La Stampa, 28 settembre 2019
Massimiliano Gallo
Roma
Senza barriere tra cinema, tv e teatro, senza tabù, perché con i testi dei grandi, come Eduardo De Filippo, si è destreggiato fin da ragazzo, senza smettere mai di recitare. Massimiliano Gallo, classe 1968, figlio del cantante e attore Nunzio, ha gettato le basi di una carriera solida che adesso è diventata scintillante, piena di applausi, di premi, di sfide coraggiose: «Non ho frequentato scuole, ma dalle mie origini familiari ho ereditato soprattutto due cose, la formazione vecchia maniera, quella che si costruiva con i grandi capicomici, e poi l’idea che lo spettacolo venga prima di ogni cosa. Sono andato in scena anche quando mio padre è morto, ero in teatro con Vincenzo Salemme, la mattina sono stato al funerale a Napoli e la sera ero a Roma, in tempo per la replica. Faccio questo mestiere dall’87 e non ho mai saltato un giorno di lavoro, neanche con 40 di febbre».
Anche per questo ha accettato senza incertezze di lanciarsi nell’avventura del Sindaco del Rione Sanità, il film che Mario Martone ha tratto dalla sua messa in scena della commedia di De Filippo: «Ci siamo divertiti a rileggere il testo, scoprendone aspetti che prima non avevamo colto, forse perché il magnetismo di Eduardo finiva per penalizzare gli altri interpreti. È stato curioso, certe battute ci sono sembrate nuove».

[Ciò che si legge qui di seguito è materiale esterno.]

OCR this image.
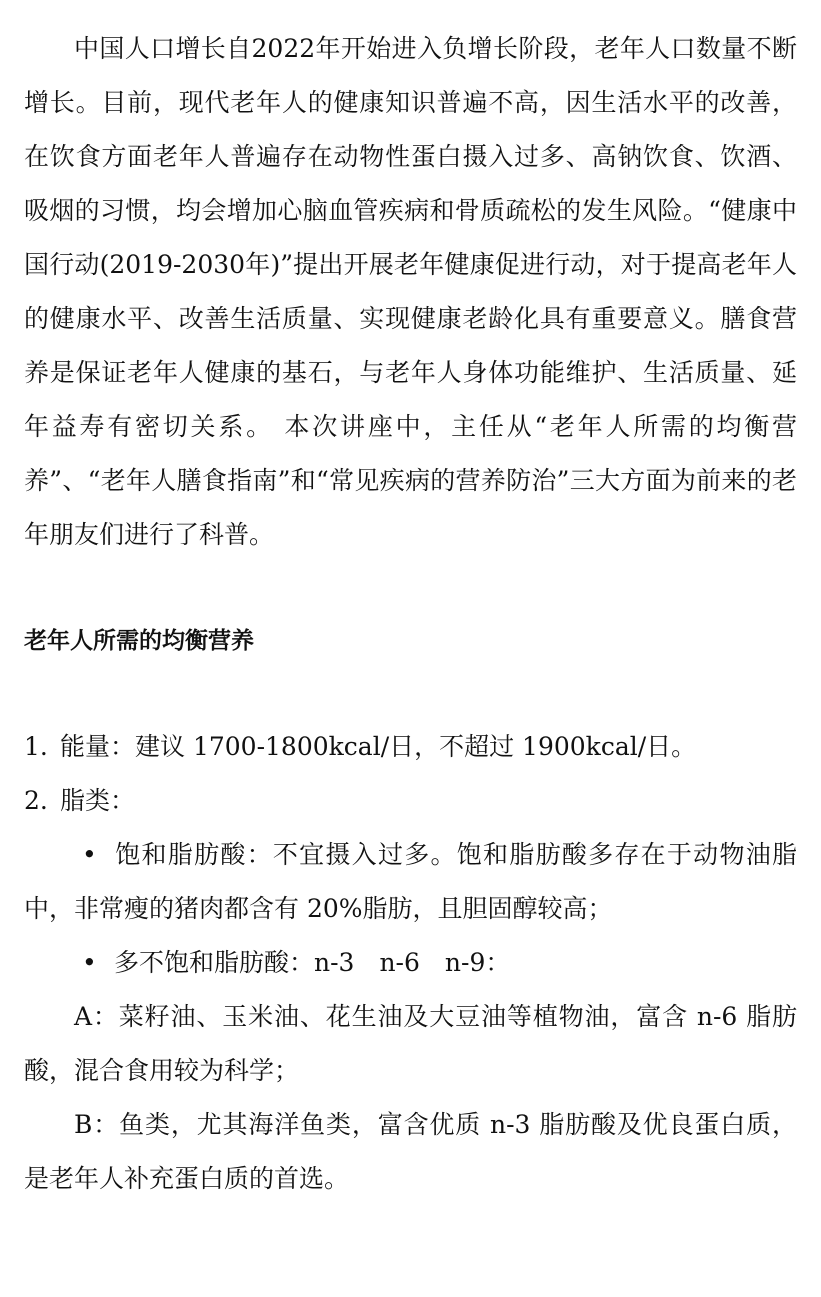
中国人口增长自2022年开始进入负增长阶段，老年人口数量不断增长。目前，现代老年人的健康知识普遍不高，因生活水平的改善，在饮食方面老年人普遍存在动物性蛋白摄入过多、高钠饮食、饮酒、吸烟的习惯，均会增加心脑血管疾病和骨质疏松的发生风险。“健康中国行动(2019-2030年)”提出开展老年健康促进行动，对于提高老年人的健康水平、改善生活质量、实现健康老龄化具有重要意义。膳食营养是保证老年人健康的基石，与老年人身体功能维护、生活质量、延年益寿有密切关系。 本次讲座中，主任从“老年人所需的均衡营养”、“老年人膳食指南”和“常见疾病的营养防治”三大方面为前来的老年朋友们进行了科普。

老年人所需的均衡营养

1. 能量：建议 1700-1800kcal/日，不超过 1900kcal/日。

2. 脂类：

• 饱和脂肪酸：不宜摄入过多。饱和脂肪酸多存在于动物油脂中，非常瘦的猪肉都含有 20%脂肪，且胆固醇较高；

• 多不饱和脂肪酸：n-3　n-6　n-9：

A：菜籽油、玉米油、花生油及大豆油等植物油，富含 n-6 脂肪酸，混合食用较为科学；

B：鱼类，尤其海洋鱼类，富含优质 n-3 脂肪酸及优良蛋白质，是老年人补充蛋白质的首选。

Nel film, che dopo l’anteprima in gara alla Mostra di Venezia arriva da lunedì per tre giorni nei cinema, Gallo è Arturo Santaniello, l’antagonista del Sindaco Antonio Barracane, interpretato da Francesco Di Leva: «Più che cattivo, Santaniello risulta antipatico e, a pensarci bene, ha tutte le ragioni per assumere un atteggiamento poco empatico nei confronti del protagonista. A differenza degli altri personaggi, Santaniello non subisce la fascinazione di Barracane, anzi, nei suoi confronti è intransigente, non capisce perché il Sindaco debba mettere il naso nei fatti suoi».
Per un attore napoletano il mito Eduardo può diventare un ostacolo: «Ho già affrontato a 27 anni cose da far tremare le vene ai polsi, ho fatto Non ti pago e subito dopo Natale in casa Cupiello. Soprattutto in quest’ultimo spettacolo ebbi la netta percezione di aver toccato qualcosa di sacro. Io, però, sono convinto che i testi teatrali debbano essere rappresentati, il teatro non è un libro, ma un copione, recitato da attori a un pubblico che ha tutta la libertà di gradire oppure no. L’importante è che le cose vengano fatte con onestà».
Una condizione che, nel caso di Massimiliano Gallo, è scontata: «Il teatro è casa mia, e sono convinto che ogni attore farebbe bene a lavorare 3 o 4 mesi all’anno in palcoscenico. La divisione degli ambiti, tra cinema, teatro, tv, è un equivoco tutto italiano, basta guardare il modo in cui si lavora in Gran Bretagna». Allo stesso modo si possono amare contemporaneamente due città: «Napoli per me è un luogo dell’anima. Dopo 20 anni di vita vissuta a Roma, ci sono tornato e ho capito che l’energia e i valori di questa città sono straordinari. Napoli ha la capacità di generare continuamente talenti, forse proprio perché è piena di contraddizioni».
A Natale Massimiliano Gallo sarà sul grande schermo, nel Pinocchio di Matteo Garrone, alle prese con il doppio ruolo del Corvo e del direttore del Circo: «Lavorare con Matteo è stato un viaggio nuovo. Un’esperienza formativa. Con lui non si fanno prove, sul set non dà mai lo stop, vuole vedere che cosa succede, punta sull’energia che si sprigiona in quel momento. E poi ha una cura incredibile dell’immagine, ogni sua inquadratura potrebbe essere un quadro».
Intanto, su Rai 1, Gallo è il marito, casalingo e accomodante, del Sostituto Procuratore Imma Tataranni. Un esempio di equilibrio fuori dagli schemi: «Nel personaggio, almeno in parte, mi ritrovo. Sono teatrante, abituato a sbrigarmela da solo, se stessi con una giornalista come lei non sarei quello che, quando le capita di tardare, se ne sta lì ad aspettare senza far nulla. Di una cosa, però, sono convinto. Da quando hanno guadagnato la parità fra i sessi, le donne, oltre a dover dimostrare di essere più brave degli uomini, continuano a occuparsi di casa e figli. Insomma, si trovano costrette a fare tre lavori invece di uno».